The New York Times just confirmed that Clinton was right — and reveals why President Trump has tried so hard to keep his taxes secret. It somehow managed to obtain Trump’s tax returns, which show that he is either a terrible businessman or a massive tax cheat — or possibly both. He managed to pay no federal income taxes at all in 10 of the previous 15 years — and only $750 in 2016 and 2017 — by claiming vast losses from his business empire. That $750 figure is a killer because it’s a number that middle-class Americans can understand. As a just-released Biden campaign ad points out, that’s far less than the taxes paid by the average teacher, nurse or firefighter.
The latest Times story neatly complements a previous Times scoop in 2018 which showed that, far from being a self-made man, young Trump received $413 million from his father — and squandered it in a series of failed deals. The new article picks up the story, showing that Trump received another windfall from “The Apprentice” and related deals — and then promptly squandered that, too. By July, the newspaper reports, the supposed billionaire had no more than $873,000 in securities left to sell.
The Times article supports the assumption that Trump ran for president in 2015 — a race he never expected to win — to revive his flagging fortunes. That is, in fact, what Trump’s former lawyer, Michael Cohen, told Congress last year: “Mr. Trump would often say this campaign was going to be the greatest infomercial in political history. . . . The campaign for him was always a marketing opportunity.”
Once Trump unexpectedly won, the marketing opportunities only increased for the most unethical president in our history. Citizens for Responsibility and Ethics in Washington (CREW) just released a report showing that Trump has 3,400 conflicts of interest. He has profited from his presidency by making repeated visits to his own properties with his vast entourage in tow, while lobbyists, political groups and foreign governments have also paid to stay at his properties.
Trump tried to secure even more lucrative paydays by announcing that the Group of Seven summit would be held at his Miami-area golf resort and reportedly instructing the U.S. ambassador in London to pressure the British government to move the British Open golf tournament to his Scottish resort. Both schemes blew up in Trump’s face, raising the issue of why someone as rich as he claims to be would engage in such blatant profiteering. Now, we know the answer. Trump is not just less wealthy than he claims; he is up to his eyeballs in debt.

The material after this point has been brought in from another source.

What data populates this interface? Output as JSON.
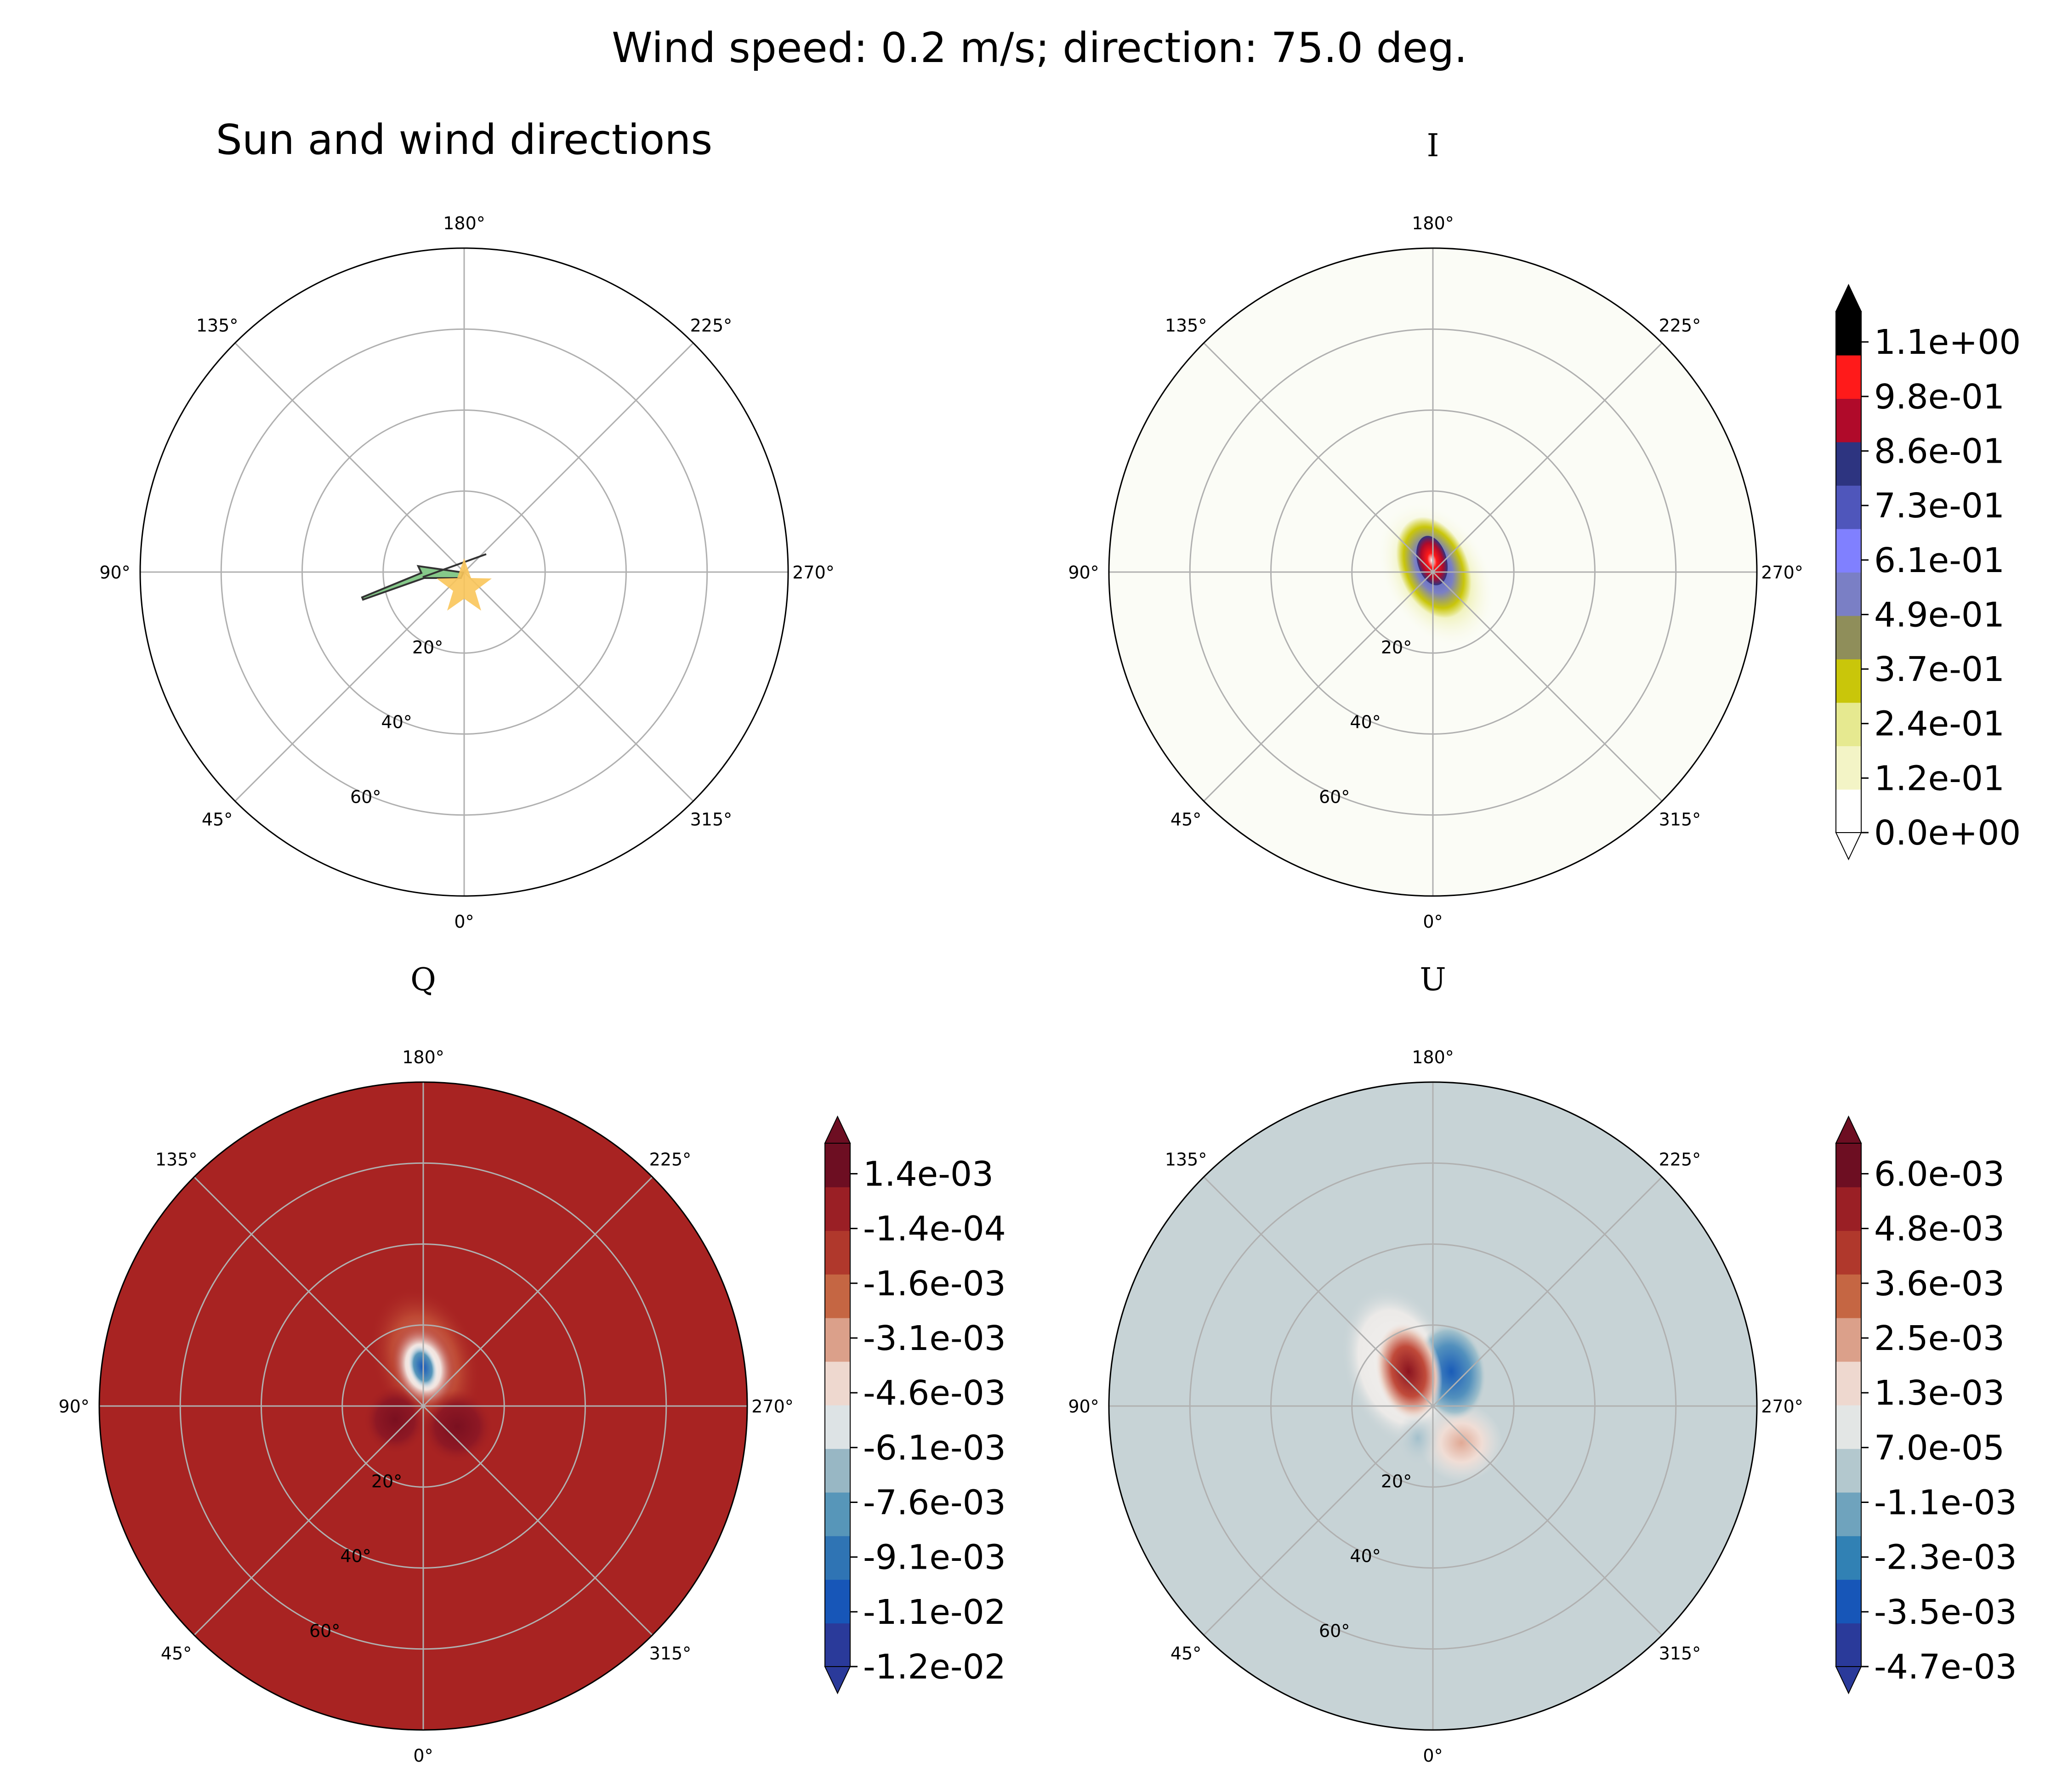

The Times reports that Trump is on the hook for $421 million in debt, much of which is coming due soon. As former FBI agent Josh Campbell points out, that much debt “disqualifies most people from obtaining a government security clearance,” because the U.S. government “views this as a vulnerability and a point of leverage for foreign adversaries seeking access to classified information.”

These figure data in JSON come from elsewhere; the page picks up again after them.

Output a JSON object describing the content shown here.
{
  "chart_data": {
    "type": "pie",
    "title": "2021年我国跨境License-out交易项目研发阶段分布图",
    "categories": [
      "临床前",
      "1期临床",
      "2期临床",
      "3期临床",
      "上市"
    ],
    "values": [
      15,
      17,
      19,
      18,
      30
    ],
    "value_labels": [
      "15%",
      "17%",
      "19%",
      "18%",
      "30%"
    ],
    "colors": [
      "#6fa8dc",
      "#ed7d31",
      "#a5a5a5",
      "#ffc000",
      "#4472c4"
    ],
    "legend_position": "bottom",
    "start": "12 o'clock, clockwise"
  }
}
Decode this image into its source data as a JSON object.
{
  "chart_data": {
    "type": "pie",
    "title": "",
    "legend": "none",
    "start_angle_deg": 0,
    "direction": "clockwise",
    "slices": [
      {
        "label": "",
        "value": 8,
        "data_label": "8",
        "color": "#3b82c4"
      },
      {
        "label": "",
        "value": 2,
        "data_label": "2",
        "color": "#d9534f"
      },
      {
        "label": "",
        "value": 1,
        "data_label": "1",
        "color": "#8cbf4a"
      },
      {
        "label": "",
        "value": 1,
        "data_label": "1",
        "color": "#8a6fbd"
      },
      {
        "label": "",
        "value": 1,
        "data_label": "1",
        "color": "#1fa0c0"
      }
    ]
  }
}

The Times account did not specify who Trump’s creditors are and sheds little light on his business connections with Russia. It did note that he made more money from holding the Miss Universe pageant in Moscow in 2013 — $2.3 million — than from any other pageant. That money came from the Agalarov family, which is close to Russian President Vladimir Putin, and which lost $10 million on the transaction.

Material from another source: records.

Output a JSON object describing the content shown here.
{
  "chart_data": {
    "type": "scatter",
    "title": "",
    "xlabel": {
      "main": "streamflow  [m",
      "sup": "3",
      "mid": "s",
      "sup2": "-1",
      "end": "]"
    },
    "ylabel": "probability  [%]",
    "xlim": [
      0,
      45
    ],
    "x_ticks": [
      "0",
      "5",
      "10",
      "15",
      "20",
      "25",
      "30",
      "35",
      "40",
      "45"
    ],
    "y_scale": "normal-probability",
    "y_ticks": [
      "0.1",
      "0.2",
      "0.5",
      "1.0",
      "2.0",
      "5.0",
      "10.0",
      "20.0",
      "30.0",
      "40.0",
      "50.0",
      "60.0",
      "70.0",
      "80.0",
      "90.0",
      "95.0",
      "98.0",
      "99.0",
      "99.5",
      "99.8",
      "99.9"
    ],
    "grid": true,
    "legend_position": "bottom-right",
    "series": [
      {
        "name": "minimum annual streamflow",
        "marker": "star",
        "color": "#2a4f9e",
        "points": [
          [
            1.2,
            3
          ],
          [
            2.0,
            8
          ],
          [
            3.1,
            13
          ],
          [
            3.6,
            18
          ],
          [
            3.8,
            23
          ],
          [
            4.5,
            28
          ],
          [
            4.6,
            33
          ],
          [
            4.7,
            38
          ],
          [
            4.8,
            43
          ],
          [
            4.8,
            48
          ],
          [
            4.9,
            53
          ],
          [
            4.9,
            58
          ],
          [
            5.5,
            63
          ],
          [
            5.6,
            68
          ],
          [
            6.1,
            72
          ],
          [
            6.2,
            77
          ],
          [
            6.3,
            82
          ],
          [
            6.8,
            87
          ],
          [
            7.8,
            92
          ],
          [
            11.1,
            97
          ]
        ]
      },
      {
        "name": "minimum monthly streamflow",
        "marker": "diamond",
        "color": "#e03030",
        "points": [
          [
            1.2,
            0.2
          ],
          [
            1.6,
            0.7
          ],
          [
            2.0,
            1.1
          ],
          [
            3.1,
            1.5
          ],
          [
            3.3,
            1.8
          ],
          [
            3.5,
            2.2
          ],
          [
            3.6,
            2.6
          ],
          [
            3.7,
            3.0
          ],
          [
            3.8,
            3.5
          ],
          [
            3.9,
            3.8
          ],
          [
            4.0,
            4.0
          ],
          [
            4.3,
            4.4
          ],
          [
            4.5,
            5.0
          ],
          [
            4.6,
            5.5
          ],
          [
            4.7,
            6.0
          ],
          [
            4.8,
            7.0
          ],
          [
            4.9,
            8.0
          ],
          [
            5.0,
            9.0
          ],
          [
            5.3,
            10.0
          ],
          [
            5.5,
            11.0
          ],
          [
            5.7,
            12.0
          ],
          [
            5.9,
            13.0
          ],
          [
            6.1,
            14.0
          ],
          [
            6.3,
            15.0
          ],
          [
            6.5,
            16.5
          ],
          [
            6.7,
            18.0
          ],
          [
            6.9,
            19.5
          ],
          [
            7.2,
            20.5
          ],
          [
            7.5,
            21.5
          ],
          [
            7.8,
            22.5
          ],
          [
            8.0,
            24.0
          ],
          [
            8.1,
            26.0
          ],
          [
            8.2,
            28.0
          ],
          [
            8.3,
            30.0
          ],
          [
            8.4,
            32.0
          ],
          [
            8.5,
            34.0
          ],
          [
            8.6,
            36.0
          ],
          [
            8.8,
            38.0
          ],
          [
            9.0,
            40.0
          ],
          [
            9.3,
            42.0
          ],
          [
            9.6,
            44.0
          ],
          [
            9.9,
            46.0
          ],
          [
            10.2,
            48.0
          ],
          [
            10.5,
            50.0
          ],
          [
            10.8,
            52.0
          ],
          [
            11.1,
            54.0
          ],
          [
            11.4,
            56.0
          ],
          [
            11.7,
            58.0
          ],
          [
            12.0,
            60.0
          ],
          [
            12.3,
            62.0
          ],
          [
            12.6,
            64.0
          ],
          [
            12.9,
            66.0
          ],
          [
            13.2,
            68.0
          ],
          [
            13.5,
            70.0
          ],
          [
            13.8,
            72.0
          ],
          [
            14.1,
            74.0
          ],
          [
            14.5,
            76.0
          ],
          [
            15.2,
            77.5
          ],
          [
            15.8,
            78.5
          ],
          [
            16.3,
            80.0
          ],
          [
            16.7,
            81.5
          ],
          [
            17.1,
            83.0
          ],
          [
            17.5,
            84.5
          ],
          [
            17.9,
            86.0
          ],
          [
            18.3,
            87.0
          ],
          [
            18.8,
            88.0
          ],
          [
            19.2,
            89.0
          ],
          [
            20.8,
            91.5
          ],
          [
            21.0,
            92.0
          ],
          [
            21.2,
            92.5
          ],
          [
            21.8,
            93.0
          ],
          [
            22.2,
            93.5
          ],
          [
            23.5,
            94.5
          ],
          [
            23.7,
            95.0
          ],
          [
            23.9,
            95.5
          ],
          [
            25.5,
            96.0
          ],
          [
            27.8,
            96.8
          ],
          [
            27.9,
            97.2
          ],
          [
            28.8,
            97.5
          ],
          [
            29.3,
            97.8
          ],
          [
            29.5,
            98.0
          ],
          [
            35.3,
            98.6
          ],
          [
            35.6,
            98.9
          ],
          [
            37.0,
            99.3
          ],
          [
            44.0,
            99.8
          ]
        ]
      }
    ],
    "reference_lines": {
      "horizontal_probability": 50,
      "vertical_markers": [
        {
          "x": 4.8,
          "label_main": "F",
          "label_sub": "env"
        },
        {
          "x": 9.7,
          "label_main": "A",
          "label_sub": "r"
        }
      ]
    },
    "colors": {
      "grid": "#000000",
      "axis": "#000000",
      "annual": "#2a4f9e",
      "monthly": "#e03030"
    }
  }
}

This should serve as a reminder that special counsel Robert S. Mueller III refused to look into Trump’s financial dealings with Russia, which Trump said was a red line for him. That investigation still needs to be conducted. But even the bare facts revealed by the Times show why both former FBI agent Peter Strzok and former director of national intelligence Daniel Coats suspect that (as Coats told Bob Woodward) “Putin had something on Trump.”
And Putin isn’t alone. The Times shows that Trump made millions of dollars during his presidency from licensing deals in places such as the Philippines, Turkey and India, rendering him vulnerable to pressure from the strongmen in power in all of those countries. Indeed, former national security adviser John Bolton said that Trump’s decision-making on Turkey was motivated by Trump’s business interests. That is a shocking corruption of U.S. foreign policy.
Will any of it matter? It’s true that the Times’s revelations are unlikely to move Trump’s devoted supporters to vote for Joe Biden. But they do disrupt Trump’s ability to get his message across with only 36 days left in an election that he is losing.
The Times has done an impressive job of getting the truth out, and now it is up to the voters to decide whether they want to reelect a flimflam man. The Times account makes clear that Trump is desperate to stay in office in no small part because he needs to profit from the presidency — and to avoid the risk of prosecution for tax fraud and other possible crimes.